Y luego, por fin, dijo estas palabras en voz alta:

—¡Qué pastel más precioso!

La cocinera levantó los ojos de la gran tarta helada a la que había estado añadiendo con gran atención la última capa y, durante un momento, le iluminó la severa cara germánica una sonrisa pasajera.

—¿Le gusta, sí? —dijo la cocinera—. ¿Le parece bonito?

—¡Oh, cocinera! —exclamó la señora de Jack—. Es lo más bonito… lo más maravilloso —se encogió de hombros como si le faltasen palabras y dijo humorísticamente—: Bueno, lo único que puedo decir es: ¿Hay quién gane a Gilbert y Sullivan?[9].
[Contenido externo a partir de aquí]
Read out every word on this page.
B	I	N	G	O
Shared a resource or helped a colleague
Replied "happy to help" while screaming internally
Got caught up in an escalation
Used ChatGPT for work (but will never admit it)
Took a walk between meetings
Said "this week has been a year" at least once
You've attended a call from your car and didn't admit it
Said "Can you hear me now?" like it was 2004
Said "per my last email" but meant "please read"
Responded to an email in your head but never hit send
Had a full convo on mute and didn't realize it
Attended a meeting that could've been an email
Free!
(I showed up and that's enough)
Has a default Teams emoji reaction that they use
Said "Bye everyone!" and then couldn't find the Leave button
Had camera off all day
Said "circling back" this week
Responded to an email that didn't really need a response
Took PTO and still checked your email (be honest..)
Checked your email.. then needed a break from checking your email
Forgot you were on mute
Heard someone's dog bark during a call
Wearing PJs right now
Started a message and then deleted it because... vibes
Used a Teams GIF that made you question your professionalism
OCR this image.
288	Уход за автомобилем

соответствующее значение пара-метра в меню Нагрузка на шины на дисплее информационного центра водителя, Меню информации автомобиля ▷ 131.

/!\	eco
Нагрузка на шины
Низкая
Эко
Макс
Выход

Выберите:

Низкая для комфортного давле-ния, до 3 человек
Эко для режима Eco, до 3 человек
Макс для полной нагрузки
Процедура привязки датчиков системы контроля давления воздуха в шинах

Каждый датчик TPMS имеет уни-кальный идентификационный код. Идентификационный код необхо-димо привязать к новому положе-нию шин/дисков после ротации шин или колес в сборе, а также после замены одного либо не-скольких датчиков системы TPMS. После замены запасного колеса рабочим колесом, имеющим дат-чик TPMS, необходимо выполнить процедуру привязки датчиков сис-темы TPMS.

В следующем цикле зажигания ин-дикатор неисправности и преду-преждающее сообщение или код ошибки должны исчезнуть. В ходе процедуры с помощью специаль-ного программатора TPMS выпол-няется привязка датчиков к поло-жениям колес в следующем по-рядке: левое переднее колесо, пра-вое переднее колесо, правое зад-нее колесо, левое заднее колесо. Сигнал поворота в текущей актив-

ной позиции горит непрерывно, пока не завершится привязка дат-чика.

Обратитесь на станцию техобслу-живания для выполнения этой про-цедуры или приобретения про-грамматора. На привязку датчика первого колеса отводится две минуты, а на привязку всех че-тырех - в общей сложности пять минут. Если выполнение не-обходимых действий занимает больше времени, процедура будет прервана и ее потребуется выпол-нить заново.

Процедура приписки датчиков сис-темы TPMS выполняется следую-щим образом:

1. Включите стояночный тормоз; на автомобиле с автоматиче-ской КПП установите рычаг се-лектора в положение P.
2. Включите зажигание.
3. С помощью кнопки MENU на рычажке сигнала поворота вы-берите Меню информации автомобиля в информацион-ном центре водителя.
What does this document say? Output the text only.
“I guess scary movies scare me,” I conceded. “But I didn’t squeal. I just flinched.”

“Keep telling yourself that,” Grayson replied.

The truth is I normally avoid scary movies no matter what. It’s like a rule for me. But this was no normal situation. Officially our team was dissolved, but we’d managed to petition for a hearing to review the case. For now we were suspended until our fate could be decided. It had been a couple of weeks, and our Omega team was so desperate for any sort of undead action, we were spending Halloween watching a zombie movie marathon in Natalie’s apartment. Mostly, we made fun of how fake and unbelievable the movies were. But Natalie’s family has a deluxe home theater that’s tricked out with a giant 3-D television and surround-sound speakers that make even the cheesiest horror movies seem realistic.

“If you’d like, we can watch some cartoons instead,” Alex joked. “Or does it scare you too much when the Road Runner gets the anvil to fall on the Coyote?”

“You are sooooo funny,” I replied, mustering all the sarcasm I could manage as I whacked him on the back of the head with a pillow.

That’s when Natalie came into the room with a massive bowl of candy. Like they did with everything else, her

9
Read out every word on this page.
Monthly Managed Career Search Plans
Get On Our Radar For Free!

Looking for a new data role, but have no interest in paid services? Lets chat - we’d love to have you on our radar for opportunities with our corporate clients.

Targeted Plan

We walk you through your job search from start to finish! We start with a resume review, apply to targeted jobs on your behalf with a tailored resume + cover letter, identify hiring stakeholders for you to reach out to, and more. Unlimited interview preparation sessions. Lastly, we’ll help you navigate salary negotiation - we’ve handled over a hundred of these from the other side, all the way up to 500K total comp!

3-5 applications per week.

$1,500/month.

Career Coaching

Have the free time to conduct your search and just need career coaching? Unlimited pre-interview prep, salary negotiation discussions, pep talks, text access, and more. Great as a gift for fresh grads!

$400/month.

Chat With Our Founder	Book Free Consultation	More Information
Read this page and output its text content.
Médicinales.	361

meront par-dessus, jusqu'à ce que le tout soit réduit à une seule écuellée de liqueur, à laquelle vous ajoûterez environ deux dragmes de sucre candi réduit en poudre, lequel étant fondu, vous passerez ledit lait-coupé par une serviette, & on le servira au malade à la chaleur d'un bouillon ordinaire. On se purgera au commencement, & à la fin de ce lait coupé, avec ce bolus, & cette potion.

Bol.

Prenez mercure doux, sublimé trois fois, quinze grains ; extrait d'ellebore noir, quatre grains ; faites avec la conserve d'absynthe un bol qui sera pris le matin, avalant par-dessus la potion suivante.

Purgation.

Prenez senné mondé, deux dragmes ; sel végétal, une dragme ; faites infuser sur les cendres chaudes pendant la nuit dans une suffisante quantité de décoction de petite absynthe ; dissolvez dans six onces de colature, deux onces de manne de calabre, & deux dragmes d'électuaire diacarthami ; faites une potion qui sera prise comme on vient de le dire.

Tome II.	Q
El significado literario de esta observación se perdió, probablemente para la cocinera y las sonrientes criadas, pero no podía nadie dejar de comprender la emoción que expresaba. La cocinera rió guturalmente de satisfacción y Molly, sonriente y con un acento irlandés tan espeso que se podía cortar con un cuchillo, dijo:

—No, señorita, tiene usted toda la razón.

La señora de Jack miró a su alrededor con aire de felicidad. Todo había resultado perfectamente; debería ser una fiesta gloriosa.